Content from the Brookings Institution India Center is now archived. After seven years of an impactful partnership, as of September 11, 2020, Brookings India is now the Centre for Social and Economic Progress, an independent public policy institution based in India.

Editor's note:

This chapter is part of a PerthUSAsia report titled “Realising The Indo-Pacific: Tasks for India’s Regional Integrationthat brought together emerging scholars from Australia and India to explore India’s regional integration into the Indo-Pacific.

Conclusions are derived independently and authors represent their own view rather than an institutional one.

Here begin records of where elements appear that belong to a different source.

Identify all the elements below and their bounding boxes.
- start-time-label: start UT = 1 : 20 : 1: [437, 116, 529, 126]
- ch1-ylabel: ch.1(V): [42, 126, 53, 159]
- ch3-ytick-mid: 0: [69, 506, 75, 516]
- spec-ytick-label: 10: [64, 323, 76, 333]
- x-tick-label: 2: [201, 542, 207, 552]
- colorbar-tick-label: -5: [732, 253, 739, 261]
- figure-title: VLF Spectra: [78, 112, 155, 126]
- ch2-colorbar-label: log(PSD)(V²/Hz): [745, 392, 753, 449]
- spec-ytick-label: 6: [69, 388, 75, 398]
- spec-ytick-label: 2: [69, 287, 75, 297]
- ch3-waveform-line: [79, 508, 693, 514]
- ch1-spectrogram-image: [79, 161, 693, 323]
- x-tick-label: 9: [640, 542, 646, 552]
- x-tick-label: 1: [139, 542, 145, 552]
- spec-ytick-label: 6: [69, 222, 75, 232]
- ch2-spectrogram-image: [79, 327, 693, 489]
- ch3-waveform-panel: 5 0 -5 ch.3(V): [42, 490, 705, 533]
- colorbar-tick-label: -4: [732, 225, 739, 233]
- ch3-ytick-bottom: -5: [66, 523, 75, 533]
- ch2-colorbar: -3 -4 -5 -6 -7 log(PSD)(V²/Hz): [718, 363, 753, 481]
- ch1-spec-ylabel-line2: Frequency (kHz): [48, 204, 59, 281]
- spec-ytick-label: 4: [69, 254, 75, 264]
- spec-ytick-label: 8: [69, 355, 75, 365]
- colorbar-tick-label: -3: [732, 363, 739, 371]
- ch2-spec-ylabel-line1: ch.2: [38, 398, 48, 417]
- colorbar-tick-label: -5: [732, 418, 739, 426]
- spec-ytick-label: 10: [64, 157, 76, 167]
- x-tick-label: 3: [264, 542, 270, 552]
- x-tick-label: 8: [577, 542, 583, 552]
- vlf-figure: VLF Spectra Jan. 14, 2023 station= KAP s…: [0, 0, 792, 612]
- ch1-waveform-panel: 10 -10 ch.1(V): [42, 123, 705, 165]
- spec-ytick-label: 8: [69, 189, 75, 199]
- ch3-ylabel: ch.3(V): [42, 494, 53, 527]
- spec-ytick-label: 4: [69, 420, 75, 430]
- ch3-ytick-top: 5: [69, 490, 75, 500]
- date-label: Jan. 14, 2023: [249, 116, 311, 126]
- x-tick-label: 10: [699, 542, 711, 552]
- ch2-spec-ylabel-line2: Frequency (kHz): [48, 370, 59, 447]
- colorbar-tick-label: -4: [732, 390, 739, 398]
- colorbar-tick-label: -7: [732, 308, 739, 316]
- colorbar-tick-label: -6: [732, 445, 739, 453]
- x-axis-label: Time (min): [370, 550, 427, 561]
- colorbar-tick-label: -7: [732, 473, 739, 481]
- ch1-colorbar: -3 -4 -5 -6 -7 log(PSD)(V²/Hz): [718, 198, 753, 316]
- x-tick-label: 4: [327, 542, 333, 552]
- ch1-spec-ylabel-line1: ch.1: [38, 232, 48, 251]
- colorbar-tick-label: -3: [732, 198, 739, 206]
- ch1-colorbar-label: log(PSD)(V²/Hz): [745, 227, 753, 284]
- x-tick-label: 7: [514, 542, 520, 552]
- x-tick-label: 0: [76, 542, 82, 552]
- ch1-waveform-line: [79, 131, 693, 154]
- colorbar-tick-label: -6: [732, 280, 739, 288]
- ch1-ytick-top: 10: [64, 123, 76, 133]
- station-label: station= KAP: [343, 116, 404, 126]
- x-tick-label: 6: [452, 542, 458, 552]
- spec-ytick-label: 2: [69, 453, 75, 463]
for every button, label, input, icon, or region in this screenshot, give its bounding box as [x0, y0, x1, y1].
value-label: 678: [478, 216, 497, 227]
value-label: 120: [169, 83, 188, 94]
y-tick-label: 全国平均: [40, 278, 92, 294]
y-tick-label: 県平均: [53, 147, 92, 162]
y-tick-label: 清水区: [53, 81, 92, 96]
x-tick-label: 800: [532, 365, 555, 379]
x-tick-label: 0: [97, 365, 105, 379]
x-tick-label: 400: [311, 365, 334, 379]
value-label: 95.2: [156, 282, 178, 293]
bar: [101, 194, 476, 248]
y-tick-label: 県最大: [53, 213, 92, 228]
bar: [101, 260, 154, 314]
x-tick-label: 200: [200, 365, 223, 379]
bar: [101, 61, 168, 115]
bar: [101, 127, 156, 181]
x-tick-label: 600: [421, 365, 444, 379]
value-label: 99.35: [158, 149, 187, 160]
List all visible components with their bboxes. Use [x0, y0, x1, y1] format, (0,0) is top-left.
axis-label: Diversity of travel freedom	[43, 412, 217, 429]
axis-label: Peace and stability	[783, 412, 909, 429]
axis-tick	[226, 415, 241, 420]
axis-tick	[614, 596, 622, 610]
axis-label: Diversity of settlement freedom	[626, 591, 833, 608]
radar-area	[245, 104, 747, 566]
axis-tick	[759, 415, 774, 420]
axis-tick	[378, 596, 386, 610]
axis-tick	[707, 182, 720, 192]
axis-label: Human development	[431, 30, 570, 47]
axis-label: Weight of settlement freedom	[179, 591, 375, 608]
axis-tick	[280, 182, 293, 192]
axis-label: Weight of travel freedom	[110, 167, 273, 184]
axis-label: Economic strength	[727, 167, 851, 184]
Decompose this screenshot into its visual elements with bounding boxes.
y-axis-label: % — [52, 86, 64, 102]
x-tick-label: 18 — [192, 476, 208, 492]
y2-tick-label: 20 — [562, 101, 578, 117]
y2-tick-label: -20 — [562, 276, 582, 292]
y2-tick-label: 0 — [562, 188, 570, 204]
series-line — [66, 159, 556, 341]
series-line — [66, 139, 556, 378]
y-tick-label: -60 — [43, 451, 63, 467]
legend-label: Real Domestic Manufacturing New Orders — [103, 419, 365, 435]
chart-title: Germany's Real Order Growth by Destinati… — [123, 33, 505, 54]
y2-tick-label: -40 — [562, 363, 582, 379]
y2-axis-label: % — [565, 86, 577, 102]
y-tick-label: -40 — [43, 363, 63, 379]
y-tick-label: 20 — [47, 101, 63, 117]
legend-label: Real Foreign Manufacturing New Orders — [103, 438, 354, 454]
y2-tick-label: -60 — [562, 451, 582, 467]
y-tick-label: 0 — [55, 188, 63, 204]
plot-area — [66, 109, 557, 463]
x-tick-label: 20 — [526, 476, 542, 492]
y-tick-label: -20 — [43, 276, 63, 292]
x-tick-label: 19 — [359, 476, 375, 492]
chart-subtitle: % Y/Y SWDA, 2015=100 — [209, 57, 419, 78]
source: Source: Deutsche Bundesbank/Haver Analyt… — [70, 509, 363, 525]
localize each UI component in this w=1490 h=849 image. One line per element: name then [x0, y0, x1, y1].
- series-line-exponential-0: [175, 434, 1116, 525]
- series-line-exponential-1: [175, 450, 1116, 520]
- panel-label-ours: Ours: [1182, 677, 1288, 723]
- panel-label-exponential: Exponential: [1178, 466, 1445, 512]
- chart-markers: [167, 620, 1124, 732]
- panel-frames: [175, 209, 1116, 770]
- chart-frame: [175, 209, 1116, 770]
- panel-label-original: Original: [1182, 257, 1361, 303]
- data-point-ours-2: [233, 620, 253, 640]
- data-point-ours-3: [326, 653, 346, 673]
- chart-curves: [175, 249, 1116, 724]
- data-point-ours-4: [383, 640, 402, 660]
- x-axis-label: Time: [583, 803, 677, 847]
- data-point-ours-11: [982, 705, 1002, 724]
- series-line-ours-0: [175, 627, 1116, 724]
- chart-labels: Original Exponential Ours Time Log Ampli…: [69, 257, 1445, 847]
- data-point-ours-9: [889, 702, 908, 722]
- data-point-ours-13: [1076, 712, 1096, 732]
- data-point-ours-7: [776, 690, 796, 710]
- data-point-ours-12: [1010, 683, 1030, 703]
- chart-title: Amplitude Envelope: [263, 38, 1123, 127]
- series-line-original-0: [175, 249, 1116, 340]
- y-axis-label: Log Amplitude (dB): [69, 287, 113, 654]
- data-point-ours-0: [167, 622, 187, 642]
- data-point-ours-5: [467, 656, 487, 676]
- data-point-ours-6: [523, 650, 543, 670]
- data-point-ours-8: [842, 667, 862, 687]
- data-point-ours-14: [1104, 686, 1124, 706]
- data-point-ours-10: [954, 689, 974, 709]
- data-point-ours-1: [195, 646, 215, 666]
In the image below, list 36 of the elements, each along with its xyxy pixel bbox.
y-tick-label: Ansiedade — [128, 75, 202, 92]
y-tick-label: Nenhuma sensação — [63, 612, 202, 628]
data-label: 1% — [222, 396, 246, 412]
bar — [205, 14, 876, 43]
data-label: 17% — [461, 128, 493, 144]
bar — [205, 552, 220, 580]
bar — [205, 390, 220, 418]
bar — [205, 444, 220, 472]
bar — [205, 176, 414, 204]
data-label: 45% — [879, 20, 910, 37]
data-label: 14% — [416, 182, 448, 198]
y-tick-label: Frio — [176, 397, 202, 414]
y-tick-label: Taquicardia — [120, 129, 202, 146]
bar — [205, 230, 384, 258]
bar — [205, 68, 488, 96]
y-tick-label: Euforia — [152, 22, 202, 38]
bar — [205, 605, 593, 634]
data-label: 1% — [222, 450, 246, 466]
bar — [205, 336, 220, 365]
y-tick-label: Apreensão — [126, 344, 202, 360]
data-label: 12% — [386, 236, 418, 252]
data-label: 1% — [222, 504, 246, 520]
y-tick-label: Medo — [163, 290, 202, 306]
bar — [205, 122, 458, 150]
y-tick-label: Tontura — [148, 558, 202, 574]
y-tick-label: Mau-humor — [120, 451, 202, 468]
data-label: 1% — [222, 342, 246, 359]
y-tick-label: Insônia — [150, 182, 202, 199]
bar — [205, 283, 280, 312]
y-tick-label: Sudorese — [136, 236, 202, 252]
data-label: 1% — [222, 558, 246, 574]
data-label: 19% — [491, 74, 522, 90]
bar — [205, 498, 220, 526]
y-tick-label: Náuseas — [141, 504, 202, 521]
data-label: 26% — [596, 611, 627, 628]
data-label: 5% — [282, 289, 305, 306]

The United States of America, the People’s Republic of China, and the Republic of India are the world’s three largest countries by population and will soon comprise the world’s three largest economies. Critical inflection points in their origins as modern world powers date from between 1945 and 1950. In the immediate aftermath of World War II, the United States found itself one of two global superpowers, along with the Soviet Union. In 1945, the United States’ mainland was left relatively unscarred; its war economy was booming; it had a strong military presence in Europe and Asia; and it had a proven atomic weapon capability. Two years later, in 1947, India achieved independence from Britain; it was born a unified democracy but under the horrific and violent cloud of Partition. By 1950, it had cast off the last vestiges of formal British rule to become a republic, although it retained many of its colonial-era administrative, bureaucratic, and military structures. And in 1949, Mao Zedong ended decades of civil war by declaring the founding of the People’s Republic of China and installing a powerful revolutionary government in Beijing. The revolution (or ‘liberation’) did not end there, but continued with the annexation of Tibet and involvement in the Korean War a year later.